Pentagon builds case on Iraq
By Barbara Slavin, USA TODAY
11/19/2001 - Updated 07:16 AM ET usatoday.com WASHINGTON — Defense Department strategists are building a case for a massive bombing of Iraq as a new phase of President Bush's war against terrorism, congressional and Pentagon sources say. Proponents of attacking Iraq, spearheaded by Deputy Defense Secretary Paul Wolfowitz, are now arguing privately that still-elusive evidence linking Iraqi leader Saddam Hussein's regime to the terrorist attacks Sept. 11 is not necessary to trigger a military strike.
In Geneva Monday the United States said it strongly suspects Iraq of building up a germ warfare program, but stopped short of saying that country might supply biological weapons to Osama bin Laden's terrorist network. ''The United States strongly suspects that Iraq has taken advantage of three years of no U.N. inspections to improve all phases of its offensive biological weapons program,'' said John R. Bolton, undersecretary of state for arms control. ''The existence of Iraq's program is beyond dispute.''
He also said the United States was ''quite concerned'' about Libya, Syria and Sudan, all of which appeared to have biological weapons programs.
Pentagon officials contend that Iraq should be hit because it supports terrorism, is trying to build nuclear, biological and chemical weapons and has refused to admit U.N. weapons inspectors for nearly 3 years.
National security adviser Condoleezza Rice said Sunday on NBC's Meet the Press, "We didn't need Sept. 11 to tell us that Saddam Hussein is a very dangerous man."
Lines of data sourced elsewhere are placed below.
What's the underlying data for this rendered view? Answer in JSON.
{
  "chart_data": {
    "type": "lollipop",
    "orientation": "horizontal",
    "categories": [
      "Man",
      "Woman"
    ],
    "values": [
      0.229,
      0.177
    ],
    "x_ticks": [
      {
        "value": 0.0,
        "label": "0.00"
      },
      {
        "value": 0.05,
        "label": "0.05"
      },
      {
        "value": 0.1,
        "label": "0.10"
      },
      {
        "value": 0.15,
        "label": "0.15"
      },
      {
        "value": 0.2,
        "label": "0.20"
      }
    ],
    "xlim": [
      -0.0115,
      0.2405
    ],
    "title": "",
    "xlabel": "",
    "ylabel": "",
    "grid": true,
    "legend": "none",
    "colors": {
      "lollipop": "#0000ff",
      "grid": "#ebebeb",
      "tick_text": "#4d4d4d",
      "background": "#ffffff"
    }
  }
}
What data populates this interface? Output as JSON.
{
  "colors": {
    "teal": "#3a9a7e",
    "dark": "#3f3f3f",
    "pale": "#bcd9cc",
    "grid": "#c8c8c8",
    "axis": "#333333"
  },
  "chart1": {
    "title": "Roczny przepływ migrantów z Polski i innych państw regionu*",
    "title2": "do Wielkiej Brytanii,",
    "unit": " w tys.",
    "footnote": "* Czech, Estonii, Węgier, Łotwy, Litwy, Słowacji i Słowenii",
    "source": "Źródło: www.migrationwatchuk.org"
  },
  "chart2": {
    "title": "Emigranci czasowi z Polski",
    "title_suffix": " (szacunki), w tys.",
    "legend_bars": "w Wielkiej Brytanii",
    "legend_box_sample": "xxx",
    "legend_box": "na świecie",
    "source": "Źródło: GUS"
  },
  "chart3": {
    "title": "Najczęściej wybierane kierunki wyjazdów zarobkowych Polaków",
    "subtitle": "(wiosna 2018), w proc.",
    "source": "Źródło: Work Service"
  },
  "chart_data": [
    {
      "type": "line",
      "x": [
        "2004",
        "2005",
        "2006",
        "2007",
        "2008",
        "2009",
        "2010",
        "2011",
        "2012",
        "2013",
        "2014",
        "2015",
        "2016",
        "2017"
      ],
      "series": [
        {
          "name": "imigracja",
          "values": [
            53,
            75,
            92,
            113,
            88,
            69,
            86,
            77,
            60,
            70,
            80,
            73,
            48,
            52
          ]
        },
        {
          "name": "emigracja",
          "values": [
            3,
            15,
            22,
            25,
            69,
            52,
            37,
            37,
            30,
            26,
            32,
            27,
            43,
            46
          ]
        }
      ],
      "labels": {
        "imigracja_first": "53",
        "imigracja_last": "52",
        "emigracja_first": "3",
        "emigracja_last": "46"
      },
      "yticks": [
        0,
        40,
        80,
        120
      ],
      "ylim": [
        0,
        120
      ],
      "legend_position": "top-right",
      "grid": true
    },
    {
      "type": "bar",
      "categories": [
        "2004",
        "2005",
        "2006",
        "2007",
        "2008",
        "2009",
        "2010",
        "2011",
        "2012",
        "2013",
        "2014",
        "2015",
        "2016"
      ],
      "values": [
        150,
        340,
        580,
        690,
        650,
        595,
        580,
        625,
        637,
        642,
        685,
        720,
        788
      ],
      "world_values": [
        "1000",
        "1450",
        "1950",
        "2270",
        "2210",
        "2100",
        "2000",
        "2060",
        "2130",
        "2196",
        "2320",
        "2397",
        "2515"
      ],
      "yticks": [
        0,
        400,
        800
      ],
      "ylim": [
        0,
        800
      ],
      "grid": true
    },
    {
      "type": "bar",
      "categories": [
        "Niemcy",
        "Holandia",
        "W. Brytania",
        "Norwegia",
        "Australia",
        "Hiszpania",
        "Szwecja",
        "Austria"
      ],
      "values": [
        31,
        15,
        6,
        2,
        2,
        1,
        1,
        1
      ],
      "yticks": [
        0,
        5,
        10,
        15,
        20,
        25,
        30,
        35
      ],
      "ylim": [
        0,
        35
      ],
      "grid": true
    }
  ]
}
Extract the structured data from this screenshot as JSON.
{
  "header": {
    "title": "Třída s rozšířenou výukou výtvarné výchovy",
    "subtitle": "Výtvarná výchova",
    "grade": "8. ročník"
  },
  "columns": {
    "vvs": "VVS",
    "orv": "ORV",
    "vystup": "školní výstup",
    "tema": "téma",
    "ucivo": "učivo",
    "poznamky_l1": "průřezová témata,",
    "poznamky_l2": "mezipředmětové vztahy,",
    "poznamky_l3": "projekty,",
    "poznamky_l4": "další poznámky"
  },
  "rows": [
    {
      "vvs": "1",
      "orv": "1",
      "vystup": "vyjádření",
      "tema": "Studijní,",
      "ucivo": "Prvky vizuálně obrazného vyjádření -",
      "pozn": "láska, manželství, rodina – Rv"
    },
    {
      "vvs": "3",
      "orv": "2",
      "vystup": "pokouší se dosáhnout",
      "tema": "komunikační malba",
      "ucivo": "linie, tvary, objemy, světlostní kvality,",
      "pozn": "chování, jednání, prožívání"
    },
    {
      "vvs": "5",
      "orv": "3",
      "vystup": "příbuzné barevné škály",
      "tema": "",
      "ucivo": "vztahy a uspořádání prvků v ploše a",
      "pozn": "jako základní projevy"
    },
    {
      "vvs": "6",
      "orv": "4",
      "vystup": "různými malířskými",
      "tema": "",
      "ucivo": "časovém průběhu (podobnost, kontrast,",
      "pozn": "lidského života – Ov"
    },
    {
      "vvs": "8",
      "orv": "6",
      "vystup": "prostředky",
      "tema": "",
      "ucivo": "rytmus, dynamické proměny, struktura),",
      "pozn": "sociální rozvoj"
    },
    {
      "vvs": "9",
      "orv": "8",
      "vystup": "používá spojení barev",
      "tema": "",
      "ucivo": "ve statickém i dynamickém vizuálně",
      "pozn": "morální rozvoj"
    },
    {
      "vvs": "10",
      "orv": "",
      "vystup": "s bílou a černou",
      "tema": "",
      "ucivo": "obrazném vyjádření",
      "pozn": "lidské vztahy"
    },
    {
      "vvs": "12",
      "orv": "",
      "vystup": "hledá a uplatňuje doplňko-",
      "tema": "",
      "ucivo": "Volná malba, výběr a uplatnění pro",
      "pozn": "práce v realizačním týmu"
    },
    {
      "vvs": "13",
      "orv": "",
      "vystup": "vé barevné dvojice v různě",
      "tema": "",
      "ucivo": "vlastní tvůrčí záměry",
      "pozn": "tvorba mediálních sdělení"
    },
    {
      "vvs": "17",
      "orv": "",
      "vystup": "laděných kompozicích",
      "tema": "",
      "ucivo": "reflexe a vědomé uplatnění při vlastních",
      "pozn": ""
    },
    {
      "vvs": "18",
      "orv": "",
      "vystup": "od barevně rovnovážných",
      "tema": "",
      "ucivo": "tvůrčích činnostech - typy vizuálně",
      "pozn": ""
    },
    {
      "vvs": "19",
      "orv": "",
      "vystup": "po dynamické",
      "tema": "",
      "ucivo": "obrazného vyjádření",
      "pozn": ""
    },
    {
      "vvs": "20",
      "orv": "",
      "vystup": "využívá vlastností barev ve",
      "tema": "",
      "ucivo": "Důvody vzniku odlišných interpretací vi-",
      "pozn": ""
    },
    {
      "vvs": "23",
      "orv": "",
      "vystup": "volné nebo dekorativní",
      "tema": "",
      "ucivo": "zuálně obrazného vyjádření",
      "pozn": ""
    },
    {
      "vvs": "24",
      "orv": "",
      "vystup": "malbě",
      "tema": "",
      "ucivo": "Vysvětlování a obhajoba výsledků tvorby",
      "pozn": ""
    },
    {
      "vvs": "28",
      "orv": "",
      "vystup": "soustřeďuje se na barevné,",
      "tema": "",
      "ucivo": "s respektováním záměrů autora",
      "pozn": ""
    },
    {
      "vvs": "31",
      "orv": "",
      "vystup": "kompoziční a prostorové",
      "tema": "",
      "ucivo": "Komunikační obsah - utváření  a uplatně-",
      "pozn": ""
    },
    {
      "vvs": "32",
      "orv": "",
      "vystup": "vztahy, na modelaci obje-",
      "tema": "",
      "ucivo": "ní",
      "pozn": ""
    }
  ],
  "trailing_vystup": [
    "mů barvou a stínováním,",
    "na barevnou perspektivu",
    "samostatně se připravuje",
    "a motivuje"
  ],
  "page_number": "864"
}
U.S. officials say no decision on bombing Iraq has been made. The top U.S. priority, they stress, remains tracking down Osama bin Laden, the alleged mastermind of the Sept. 11 attacks, and his al-Qa'eda network in Afghanistan.
Officials say the campaign won't stop there. Besides Iraq, Pentagon officials are eyeing al-Qa'eda operations in Somalia, Sudan, and South America. "The war on terrorism neither begins or ends with Afghanistan," Pentagon spokeswoman Victoria Clarke said Sunday. The president will decide the next target.
Word of a new push to attack Iraq came as the Navy said it was searching for two sailors aboard an oil tanker that sank in the northern Persian Gulf. The sailors from the destroyer USS Peterson had been trying to keep the tanker afloat after it had been interdicted for allegedly smuggling nearly 2,000 tons of Iraqi oil.
The tanker, carrying the flag of the United Arab Emirates, sank because it was overloaded and in poor condition, according to the Navy. It said one member of the tanker's 14-man crew drowned and three others were missing.
A source on Capitol Hill said Pentagon strategists are looking at an array of military targets in Iraq, including barracks and headquarters of the elite Republican Guard.
The State Department has adamantly opposed broadening the war to Iraq out of concern that it would infuriate Arab public opinion and fracture the U.S.-led alliance against al-Qa'eda.